Objectives: To develop predictive models of recovery from the vegetative state (VS) and minimally conscious state (MCS) after traumatic brain injury (TBI) and to gather preliminary evidence on the impact of various psychotropic medications on the recovery process to support future randomized controlled trials. Design Longitudinal observational cohort design, in which demographic information, injury and acute care history, neuroimaging data, and an initial Disability Rating Scale (DRS) score were collected at the time of study enrollment. Weekly follow-up data, consisting of DRS score, current psychoactive medications, and medical complications, were gathered until discharge from inpatient rehabilitation.
Setting: Seven acute inpatient rehabilitation facilities in the United States and Europe with specialized programs for treating patients in the VS and MCS.
Participants: People with TBI (N=124) who were in the VS or MCS 4 to 16 weeks after injury.

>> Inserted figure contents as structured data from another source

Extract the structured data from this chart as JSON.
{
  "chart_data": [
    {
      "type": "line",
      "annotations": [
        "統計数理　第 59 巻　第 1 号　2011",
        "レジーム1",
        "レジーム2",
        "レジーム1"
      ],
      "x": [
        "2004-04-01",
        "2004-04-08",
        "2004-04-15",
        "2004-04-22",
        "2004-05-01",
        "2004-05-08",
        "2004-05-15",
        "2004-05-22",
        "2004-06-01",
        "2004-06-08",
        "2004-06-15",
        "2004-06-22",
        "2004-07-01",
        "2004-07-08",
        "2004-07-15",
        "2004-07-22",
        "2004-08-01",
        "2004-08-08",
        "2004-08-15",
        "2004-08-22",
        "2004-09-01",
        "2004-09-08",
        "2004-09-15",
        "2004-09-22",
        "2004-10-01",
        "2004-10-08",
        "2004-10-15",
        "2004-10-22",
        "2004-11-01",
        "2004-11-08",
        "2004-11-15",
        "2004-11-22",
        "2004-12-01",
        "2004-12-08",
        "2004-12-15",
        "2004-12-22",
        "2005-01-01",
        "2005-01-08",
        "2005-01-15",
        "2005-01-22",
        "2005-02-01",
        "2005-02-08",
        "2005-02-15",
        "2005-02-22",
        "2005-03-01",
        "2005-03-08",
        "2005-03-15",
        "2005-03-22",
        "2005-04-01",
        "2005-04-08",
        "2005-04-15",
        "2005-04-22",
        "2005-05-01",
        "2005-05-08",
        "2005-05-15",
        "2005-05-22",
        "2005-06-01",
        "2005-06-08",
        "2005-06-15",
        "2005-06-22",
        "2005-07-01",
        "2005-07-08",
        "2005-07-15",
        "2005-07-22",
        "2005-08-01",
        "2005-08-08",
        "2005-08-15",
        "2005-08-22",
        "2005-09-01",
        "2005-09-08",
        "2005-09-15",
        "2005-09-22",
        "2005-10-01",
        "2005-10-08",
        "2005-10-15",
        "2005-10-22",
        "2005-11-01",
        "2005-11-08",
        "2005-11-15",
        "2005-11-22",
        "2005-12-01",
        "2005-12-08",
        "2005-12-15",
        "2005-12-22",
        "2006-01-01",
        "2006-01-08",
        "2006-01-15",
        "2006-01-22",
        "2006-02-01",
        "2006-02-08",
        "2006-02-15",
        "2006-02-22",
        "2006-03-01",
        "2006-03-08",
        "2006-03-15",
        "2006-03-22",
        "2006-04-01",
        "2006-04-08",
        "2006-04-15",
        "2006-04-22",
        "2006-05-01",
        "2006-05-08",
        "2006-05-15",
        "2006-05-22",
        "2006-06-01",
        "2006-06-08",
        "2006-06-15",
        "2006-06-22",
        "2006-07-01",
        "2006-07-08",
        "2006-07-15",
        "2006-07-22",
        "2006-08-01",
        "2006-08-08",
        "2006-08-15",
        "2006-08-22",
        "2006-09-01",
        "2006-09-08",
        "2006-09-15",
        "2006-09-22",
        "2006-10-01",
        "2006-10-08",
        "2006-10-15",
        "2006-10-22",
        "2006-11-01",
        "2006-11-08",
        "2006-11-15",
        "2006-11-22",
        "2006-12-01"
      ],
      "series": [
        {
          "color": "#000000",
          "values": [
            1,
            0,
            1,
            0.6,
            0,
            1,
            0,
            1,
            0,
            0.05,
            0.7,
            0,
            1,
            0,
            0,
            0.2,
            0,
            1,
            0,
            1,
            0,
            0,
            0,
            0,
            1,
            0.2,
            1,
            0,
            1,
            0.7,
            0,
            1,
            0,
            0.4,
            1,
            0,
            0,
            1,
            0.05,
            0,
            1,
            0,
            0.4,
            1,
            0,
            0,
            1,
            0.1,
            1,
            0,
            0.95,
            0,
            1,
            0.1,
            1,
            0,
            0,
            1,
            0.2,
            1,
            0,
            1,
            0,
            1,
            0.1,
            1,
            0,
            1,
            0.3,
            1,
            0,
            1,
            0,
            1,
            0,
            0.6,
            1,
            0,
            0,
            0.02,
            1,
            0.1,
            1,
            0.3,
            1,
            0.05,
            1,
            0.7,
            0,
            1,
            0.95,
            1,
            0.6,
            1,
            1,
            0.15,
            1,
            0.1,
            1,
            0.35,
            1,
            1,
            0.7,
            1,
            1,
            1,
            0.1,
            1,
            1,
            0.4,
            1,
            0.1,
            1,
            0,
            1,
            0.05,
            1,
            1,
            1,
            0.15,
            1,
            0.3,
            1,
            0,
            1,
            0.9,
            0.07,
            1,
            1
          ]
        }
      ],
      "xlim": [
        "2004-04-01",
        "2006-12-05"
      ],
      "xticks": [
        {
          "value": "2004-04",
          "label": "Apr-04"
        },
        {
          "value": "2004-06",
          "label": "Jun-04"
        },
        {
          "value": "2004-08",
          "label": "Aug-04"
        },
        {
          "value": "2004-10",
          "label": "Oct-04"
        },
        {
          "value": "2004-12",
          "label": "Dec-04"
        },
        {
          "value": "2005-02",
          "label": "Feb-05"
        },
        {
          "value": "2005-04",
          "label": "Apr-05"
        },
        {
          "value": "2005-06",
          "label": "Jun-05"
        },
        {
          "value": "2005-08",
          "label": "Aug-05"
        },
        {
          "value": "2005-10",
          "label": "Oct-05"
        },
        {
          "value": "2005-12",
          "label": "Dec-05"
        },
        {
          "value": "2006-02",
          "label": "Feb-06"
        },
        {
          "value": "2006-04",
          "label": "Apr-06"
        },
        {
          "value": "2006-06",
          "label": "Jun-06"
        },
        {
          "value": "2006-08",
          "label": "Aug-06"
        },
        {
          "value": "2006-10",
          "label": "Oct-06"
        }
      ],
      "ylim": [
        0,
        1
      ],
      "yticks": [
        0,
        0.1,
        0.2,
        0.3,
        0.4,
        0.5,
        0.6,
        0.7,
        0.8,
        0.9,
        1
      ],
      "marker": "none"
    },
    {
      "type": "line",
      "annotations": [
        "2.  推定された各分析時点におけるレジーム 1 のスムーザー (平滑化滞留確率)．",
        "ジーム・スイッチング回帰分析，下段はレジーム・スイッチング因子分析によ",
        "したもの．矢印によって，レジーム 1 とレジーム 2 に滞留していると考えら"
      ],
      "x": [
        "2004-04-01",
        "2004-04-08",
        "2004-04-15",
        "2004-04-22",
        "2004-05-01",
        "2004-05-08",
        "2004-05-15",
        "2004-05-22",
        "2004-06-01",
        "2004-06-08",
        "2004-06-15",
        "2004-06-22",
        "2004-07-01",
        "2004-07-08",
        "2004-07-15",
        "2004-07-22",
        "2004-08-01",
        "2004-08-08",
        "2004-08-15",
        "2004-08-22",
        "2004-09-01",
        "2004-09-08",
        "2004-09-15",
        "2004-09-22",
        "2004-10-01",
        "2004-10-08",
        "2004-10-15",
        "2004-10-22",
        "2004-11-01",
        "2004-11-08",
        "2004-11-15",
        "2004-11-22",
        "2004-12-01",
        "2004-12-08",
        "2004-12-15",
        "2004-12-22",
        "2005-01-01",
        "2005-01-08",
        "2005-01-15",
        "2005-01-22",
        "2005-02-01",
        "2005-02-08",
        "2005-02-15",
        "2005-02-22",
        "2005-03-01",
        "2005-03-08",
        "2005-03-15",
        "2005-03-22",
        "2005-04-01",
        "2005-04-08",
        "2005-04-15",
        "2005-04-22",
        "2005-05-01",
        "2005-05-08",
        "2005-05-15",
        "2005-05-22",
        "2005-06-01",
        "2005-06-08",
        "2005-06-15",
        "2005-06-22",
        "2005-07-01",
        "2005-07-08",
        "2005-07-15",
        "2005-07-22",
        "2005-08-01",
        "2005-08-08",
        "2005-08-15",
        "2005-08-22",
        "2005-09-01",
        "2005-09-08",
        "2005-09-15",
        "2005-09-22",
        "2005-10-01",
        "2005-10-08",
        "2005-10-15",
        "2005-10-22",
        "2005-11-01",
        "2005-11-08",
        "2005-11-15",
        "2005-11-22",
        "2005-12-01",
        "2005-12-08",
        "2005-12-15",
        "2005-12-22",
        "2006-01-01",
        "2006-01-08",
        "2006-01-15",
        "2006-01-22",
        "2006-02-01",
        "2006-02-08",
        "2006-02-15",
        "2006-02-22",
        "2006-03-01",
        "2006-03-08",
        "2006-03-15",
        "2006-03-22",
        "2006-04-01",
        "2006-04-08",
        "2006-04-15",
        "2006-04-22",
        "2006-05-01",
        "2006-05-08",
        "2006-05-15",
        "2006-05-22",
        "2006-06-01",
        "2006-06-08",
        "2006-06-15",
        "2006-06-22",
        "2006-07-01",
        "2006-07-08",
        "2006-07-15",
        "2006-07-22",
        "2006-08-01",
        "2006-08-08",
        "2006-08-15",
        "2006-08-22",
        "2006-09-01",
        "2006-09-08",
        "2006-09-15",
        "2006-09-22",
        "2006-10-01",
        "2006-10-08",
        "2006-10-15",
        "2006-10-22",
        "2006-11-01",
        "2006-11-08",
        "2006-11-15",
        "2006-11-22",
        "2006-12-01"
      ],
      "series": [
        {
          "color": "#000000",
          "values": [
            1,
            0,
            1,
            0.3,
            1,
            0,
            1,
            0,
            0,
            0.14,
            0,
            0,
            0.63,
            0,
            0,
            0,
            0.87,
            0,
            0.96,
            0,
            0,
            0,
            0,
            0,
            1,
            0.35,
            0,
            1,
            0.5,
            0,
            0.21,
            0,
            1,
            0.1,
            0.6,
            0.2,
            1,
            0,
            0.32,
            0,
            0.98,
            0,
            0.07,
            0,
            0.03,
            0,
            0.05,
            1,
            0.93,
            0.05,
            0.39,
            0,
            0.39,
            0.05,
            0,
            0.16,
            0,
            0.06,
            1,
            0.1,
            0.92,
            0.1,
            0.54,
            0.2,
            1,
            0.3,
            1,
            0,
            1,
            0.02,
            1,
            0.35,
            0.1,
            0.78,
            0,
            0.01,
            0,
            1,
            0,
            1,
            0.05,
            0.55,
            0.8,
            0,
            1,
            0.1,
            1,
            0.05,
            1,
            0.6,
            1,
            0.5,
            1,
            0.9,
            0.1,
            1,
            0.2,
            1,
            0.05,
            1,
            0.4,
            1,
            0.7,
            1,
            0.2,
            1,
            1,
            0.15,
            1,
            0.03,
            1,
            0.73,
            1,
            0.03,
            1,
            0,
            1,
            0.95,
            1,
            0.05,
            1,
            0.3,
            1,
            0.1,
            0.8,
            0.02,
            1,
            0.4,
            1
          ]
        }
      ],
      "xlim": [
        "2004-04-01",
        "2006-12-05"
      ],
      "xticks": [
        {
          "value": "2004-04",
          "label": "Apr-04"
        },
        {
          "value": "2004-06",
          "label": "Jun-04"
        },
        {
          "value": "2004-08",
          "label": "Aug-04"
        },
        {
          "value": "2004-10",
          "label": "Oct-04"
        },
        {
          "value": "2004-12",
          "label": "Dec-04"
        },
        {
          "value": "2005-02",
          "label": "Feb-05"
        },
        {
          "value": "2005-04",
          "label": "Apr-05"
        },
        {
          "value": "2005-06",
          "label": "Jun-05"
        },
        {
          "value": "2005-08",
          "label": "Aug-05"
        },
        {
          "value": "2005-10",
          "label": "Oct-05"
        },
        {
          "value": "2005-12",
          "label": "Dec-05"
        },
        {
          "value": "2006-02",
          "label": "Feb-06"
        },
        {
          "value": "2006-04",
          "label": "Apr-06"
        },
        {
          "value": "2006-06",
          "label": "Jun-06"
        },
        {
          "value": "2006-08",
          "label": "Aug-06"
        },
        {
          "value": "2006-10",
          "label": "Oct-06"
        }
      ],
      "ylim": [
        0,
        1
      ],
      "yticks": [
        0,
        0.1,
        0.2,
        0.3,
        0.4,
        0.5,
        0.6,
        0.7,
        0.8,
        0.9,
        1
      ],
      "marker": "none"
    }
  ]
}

Interventions: Not applicable.
Main outcome measures: DRS score at 16 weeks after injury and time until commands were first followed (among those participants demonstrating no command following at study enrollment). Results DRS score at enrollment, time between injury and enrollment, and rate of DRS change during the first 2 weeks of poststudy observation were all highly predictive of both outcomes. No variables related to injury characteristics or lesions on neuroimaging were significant predictors. Of the psychoactive medications, amantadine hydrochloride was associated with greater recovery and dantrolene sodium was associated with less recovery, in terms of the DRS score at 16 weeks but not the time until commands were followed. More detailed analysis of the timing of functional improvement, with respect to the initiation of amantadine provided suggestive, but not definitive, evidence of the drug's causal role.
Conclusions: These findings show the feasibility of improving outcome prediction from the VS and MCS using readily available clinical variables and provide suggestive evidence for the effects of amantadine and dantrolene, but these results require confirmation through randomized controlled trials.